After the United States, 5th Circuit Court of Appeals overturned a federal judge's injunction, the order, Texas Governor Greg Abbott's ban on school mask regulations are back in effect.
In November, Federal Judge Lee Yeakel ruled that Abbott's order prohibiting such measures in schools was unconstitutional because it violated the rights of students with disabilities, clearing the way for districts to implement face-covering policies to help prevent the spread of the coronavirus.
In response to Attorney General Ken Paxton's appeal, the 5th Circuit justices stayed the injunction.
Paxton praised the move on Twitter on Wednesday, calling the governor's directive "THE LAW." Abbott chimed in as well, complimenting Paxton for the win and describing it as "GREAT NEWS."
Disability Rights Texas lawyers, who filed the first federal complaint against Abbott's ban in mid-August, claimed that the prohibition on mask mandates puts kids with disabilities at risk and violates the law's protections.
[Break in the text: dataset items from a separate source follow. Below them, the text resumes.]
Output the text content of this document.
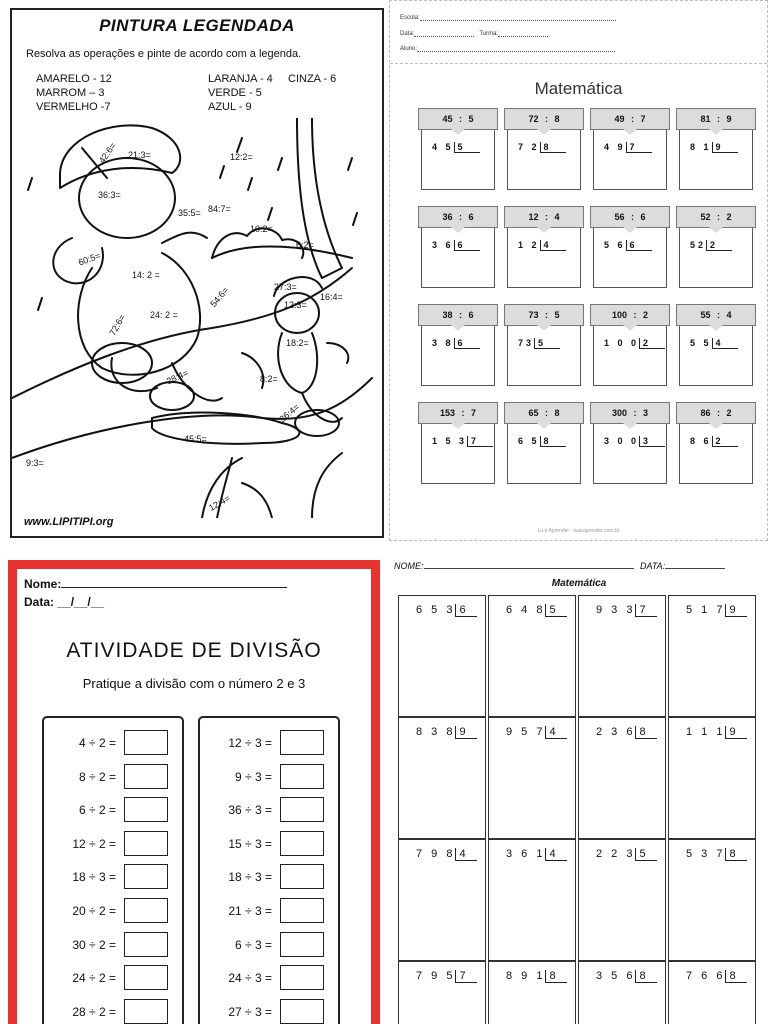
PINTURA LEGENDADA
Resolva as operações e pinte de acordo com a legenda.
AMARELO - 12
MARROM – 3
VERMELHO -7
LARANJA - 4
VERDE - 5
AZUL - 9
CINZA - 6
42:6= 21:3=
36:3=
35:5= 84:7=
12:2=
10:2=
6:2=
60:5=
14: 2 =
24: 2 =
72:6=
54:6=	27:3=
16:4=
12:3=
18:2=
28:4=	8:2=
36:4=
45:5=
9:3=
12:4=
www.LIPITIPI.org
Escola:
Data:	Turma:
Aluno:
Matemática
45 : 5
4 5 5
72 : 8
7 2 8
49 : 7
4 9 7
81 : 9
8 1 9
36 : 6
3 6 6
12 : 4
1 2 4
56 : 6
5 6 6
52 : 2
52 2
38 : 6
3 8 6
73 : 5
73 5
100 : 2
1 0 0 2
55 : 4
5 5 4
153 : 7
1 5 3 7
65 : 8
6 5 8
300 : 3
3 0 0 3
86 : 2
8 6 2
Lu e Aprender - luaeaprender.com.br
Nome:
Data: __/__/__
ATIVIDADE DE DIVISÃO
Pratique a divisão com o número 2 e 3
4 ÷ 2 =
8 ÷ 2 =
6 ÷ 2 =
12 ÷ 2 =
18 ÷ 3 =
20 ÷ 2 =
30 ÷ 2 =
24 ÷ 2 =
28 ÷ 2 =
12 ÷ 3 =
9 ÷ 3 =
36 ÷ 3 =
15 ÷ 3 =
18 ÷ 3 =
21 ÷ 3 =
6 ÷ 3 =
24 ÷ 3 =
27 ÷ 3 =
NOME:	DATA:
Matemática
6 5 3 6	6 4 8 5	9 3 3 7	5 1 7 9
8 3 8 9	9 5 7 4	2 3 6 8	1 1 1 9
7 9 8 4	3 6 1 4	2 2 3 5	5 3 7 8
7 9 5 7	8 9 1 8	3 5 6 8	7 6 6 8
A child from Richardson is one of the plaintiffs.
Rights of People with Disabilities Texas stated that depending on local coronavirus transmission data and student requirements, school administrators should evaluate if mask mandates are necessary. The organization represents children, primarily under the age of 12, who have medical issues that put them at a higher risk of catastrophic complications or death if they catch COVID-19.
In his decision, Yeakel found that the governor's unilateral order hampered schools' ability to meet their federal disability law requirements.